Of course, the grandest of all the 1840 campaign rallies was the one held May 29, 1840, on the site of the Battle of Tippecanoe. An estimated 30,000 people attended the rally.
Elijah Edwards later recorded his impressions of the rally: “We spent the winter of 1839 and ’40 in the orchard cabin. During the last named year we witnessed a magnificent political pageant, or procession on its way to the Tippecanoe Battle Ground, which was a great rallying place for the Whig party, General Harrison being their candidate for president. This procession was at least a mile long and was composed of Whig patriots in wagons and mounted upon horses, and bearing all kinds of flags and transparencies. Many of the wagons were gorgeously decorated.”
“One wagon had on it a representation of a very long canoe, in which were seated as many girls as there were then states in the Union. The canoe had communicated to it by some means a plunging or tipping motion to carry out the idea that it was a Tip-pe-canoe. The girls sang a song the refrain of which was Hurrah for Old Tippecanoe! Another float was a very good representation of a log cabin, not a bit better than the one in which we lived, and only half so large. The walls of this cabin were hung with coonskins, stretched as for drying. By the door of the cabin sat a barrel of hard cider, and a man sat there with a gourd handing drinks to those who came close enough to get them.”
“Mother had given us a couple of torn pillow slips, which with her assistance, we had fashioned into flags, making the red stripes with the juice of the pokeberry. These flags we carried about with us and waved. In addition to this I had fastened a horse blanket to a long pole and placed it in an upright position in the corner of the worm fence that stood between the cabin and the highway. Cheer after cheer went up from the procession as it passed that blanket flag.” 2
Lucille McB. Crumley noted that “people gathered there (at the Battle site) several days before the rally – camping in tents, in wagons or just sleeping on the ground.
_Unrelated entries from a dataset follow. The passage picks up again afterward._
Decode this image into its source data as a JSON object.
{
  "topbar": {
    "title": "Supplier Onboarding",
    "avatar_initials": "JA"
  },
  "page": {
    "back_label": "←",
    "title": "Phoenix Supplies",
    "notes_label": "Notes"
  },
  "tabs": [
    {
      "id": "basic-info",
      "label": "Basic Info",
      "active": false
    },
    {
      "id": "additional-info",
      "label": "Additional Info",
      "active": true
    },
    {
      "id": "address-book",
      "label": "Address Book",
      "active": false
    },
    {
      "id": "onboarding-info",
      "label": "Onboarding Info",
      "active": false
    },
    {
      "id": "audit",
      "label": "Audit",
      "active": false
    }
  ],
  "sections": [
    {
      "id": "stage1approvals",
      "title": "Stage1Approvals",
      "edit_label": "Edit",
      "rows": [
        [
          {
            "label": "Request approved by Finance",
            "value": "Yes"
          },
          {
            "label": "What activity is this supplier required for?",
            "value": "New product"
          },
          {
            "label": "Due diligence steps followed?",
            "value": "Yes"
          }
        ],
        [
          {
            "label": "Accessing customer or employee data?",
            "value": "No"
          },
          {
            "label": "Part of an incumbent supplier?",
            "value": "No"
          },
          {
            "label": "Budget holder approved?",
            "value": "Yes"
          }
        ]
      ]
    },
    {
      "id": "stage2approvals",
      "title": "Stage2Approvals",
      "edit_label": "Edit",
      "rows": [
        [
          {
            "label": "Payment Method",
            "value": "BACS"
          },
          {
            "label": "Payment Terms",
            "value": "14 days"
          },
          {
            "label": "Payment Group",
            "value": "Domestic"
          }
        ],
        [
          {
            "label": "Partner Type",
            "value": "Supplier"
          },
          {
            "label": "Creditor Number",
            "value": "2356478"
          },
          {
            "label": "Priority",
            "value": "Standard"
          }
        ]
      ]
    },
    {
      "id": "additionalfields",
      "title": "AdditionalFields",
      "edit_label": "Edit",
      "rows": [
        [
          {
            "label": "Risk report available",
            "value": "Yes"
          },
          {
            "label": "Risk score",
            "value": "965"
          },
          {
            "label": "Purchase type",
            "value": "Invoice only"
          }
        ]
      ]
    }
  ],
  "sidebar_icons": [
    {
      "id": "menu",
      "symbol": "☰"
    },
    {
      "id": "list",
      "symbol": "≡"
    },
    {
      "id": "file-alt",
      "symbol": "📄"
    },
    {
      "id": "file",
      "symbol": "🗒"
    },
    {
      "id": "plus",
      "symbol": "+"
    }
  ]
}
Many farmers left their fields unplanted because it had been a wet spring. Everyone dropped their work and went with the crowds.” 3
Banners were everywhere –- “many were striking and not only calculated to excite mirth but indignation as well against the administration that had brought such distress upon the county. On one banner was written, ‘Says Harrison — Come boys, let’s take Malden. It was taken.’ On the reverse side, “Says little Van –Come boys, let’s take the Treasury. It was taken.’ Another had painted on it in pictures as large as life … Van Buren running down hill looking back over his shoulder with eyes ready to pop out of his head and with what little hair he had on his bald pate standing on end, with a cider barrel rolling hard after him and yelling, ‘Stop! Stop that barrel!!’”4
Lafayette resident R.H. Eldridge recorded in his diary, “May 29 – Did not think until this morning that I could afford to shut up shop and visit Battle Ground, but about ten o’clock I found myself out there and it was truly a glorious sight. There were three rostrums on which three speakers were continually addressing the crowds. I did not get there in time to see the procession but was informed that it was about two miles long, six to eight abreast. There were upwards of 1800 wagons and carriages actually counted by different persons and there must have been between three and four hundred banners floating over the heads of the multitudes. Upwards of a thousand ladies on the ground and the whole crowd estimated at between 20,000 and 40,000.”5
To be continued
Footnotes:
1 Seager, Robert. And Tyler too.
2 Edwards, Elijah. The Story of My Childhood. Typed manuscript from DePauw University.
3 Crumley, Lucille McB. “Something for Tomorrow”.
4 Ibid.
5 Diary of R. H. Eldridge, Lafayette resident during 1840.